Philippe Jean Poirier|Publié le 19 novembre 2023

Cyberrisques: pas le moment de baisser la garde

Depuis le lancement de ChatGPT, les cyberpirates ont un nouvel outil pour rédiger des courriels d’hameçonnage plus convaincants. (Photo: 123RF)

CYBERSÉCURITÉ. Dans la dernière année, les entreprises québécoises ont maintenu le travail hybride tout en intensifiant leur transformation numérique, ce qui les rend plus vulnérables aux cyberattaques. Or, plusieurs indicateurs suggèrent qu’elles sous-investissent dans la sécurité de leurs infrastructures. 

C’est ce qui ressort du Portrait TI 2023 de Novipro, qui se base sur un sondage mené en mars 2023 auprès de 635 décideurs d’entreprises canadiennes. Selon ces données, l’intention des entreprises d’investir dans des « solutions de sécurité » est en dégringolade, étant passée de 43 % en 2018 à seulement 19 % en 2022. Même phénomène du côté des organisations qui ont offert de la formation en cybersécurité à leurs employés : le pourcentage s’érode d’année en année, passant de 74 % en 2019 à 59 % en 2022. 

Martin Pelletier, chef de la stratégie à Novipro, nuance ces résultats. « En parlant aux dirigeants d’entreprises, on se rend compte que les très grandes organisations surinvestissent en cybersécurité — par souci de conformité et pour protéger leur réputation. À l’opposé, les petites entreprises investissent très peu, car elles pensent que ça [les cyberattaques] n’arrive qu’aux autres. »

Abondant dans le même sens, Nicolas Duguay, codirecteur général d’In-Sec-M, grappe canadienne qui promeut l’industrie de la cybersécurité et accroît les capacités d’innovation, de commercialisation et de croissance des entreprises dans ce domaine, juge que les PME sont devenues des « proies faciles » faute d’avoir négligé la question de la cybersécurité. « La vaste majorité des PME qui subissent une brèche sont compromises par un courriel contenant un maliciel. On n’est pas dans des scénarios très sophistiqués. L’attaque est envoyée par un bot qui fait de l’envoi massif de courriels. C’est littéralement de la pêche au filet », illustre-t-il.

 

Vulnérabilité humaine et technologique 

Depuis le lancement de ChatGPT, les cyberpirates ont un nouvel outil pour rédiger des courriels d’hameçonnage plus convaincants. « L’époque où l’on pouvait repérer un courriel malveillant par le simple fait qu’il présente des fautes d’orthographe est révolue, confirme Bernard Després, associé et directeur de la pratique en cybersécurité à MS Solutions. Avec l’utilisation des outils d’intelligence artificielle, les campagnes d’hameçonnage sont plus réalistes dans leur contenu et plus sophistiquées dans leur ingénierie sociale. » 
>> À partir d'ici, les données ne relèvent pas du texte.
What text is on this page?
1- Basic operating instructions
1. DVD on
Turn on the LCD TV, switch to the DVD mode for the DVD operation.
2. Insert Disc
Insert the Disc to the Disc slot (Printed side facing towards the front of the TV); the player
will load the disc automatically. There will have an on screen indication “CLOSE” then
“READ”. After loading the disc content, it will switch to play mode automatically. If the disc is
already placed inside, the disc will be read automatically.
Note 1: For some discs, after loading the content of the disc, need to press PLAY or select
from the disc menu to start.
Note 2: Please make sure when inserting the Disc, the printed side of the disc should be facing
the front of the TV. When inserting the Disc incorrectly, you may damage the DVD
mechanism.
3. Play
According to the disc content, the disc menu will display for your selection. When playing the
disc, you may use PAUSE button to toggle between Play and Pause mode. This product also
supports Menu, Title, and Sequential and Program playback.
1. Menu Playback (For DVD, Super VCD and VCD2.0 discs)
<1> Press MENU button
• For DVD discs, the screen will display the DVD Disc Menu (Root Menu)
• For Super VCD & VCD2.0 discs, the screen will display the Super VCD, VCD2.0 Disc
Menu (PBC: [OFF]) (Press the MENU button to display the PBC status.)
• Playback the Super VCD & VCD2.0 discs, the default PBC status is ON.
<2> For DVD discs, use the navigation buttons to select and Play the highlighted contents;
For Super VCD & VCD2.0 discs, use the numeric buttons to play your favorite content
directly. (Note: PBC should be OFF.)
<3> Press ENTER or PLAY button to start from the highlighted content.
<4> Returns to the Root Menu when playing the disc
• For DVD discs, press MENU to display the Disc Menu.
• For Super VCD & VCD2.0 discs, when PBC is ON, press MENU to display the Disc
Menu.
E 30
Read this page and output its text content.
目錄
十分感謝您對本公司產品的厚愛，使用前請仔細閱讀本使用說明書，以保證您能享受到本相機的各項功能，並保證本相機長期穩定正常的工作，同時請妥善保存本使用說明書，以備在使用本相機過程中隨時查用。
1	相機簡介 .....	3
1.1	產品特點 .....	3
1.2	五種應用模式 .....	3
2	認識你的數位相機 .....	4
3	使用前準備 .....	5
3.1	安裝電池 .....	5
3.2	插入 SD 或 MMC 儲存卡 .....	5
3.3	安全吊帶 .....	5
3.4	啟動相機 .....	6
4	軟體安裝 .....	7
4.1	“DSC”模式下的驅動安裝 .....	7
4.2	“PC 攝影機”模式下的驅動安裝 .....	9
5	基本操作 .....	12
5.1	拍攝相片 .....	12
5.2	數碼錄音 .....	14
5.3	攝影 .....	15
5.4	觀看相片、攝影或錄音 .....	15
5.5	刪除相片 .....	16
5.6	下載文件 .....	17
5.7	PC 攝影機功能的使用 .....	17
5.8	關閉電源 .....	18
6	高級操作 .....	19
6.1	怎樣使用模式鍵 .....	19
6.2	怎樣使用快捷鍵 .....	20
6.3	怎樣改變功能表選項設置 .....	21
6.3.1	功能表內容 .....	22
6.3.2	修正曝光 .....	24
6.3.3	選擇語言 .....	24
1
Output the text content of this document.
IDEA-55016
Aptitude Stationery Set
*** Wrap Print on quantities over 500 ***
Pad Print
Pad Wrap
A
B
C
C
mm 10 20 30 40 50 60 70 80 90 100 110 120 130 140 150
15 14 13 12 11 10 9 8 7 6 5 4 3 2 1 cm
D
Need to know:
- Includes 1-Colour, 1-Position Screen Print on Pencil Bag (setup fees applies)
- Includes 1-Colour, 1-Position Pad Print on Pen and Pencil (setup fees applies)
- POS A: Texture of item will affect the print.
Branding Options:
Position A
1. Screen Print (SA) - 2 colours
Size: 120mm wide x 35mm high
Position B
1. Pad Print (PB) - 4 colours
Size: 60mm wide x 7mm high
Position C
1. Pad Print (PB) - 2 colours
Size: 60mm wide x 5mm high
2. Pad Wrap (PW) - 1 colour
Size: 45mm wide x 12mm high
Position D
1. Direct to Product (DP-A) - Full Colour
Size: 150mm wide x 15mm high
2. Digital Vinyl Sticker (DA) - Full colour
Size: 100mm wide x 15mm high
À sa manière, l’inflation vient elle aussi fragiliser les entreprises quant au cyberrisque. D’une part, parce que celles-ci ont revu à la baisse leur investissement en technologie. D’autre part, parce que les employés sont plus vulnérables à des offres de corruption. « La compromission du personnel interne fait partie des options considérées par les criminels présents sur les forums du Web clandestin », rapporte Bertrand Milot, président et fondateur de la firme de cybersécurité Bradley & Rollins. On tente de faire faire une erreur à un employé et, après, on le manipule. Avec la conjoncture économique, proposer 10 000 $ à une personne a plus d’impact qu’avant. » 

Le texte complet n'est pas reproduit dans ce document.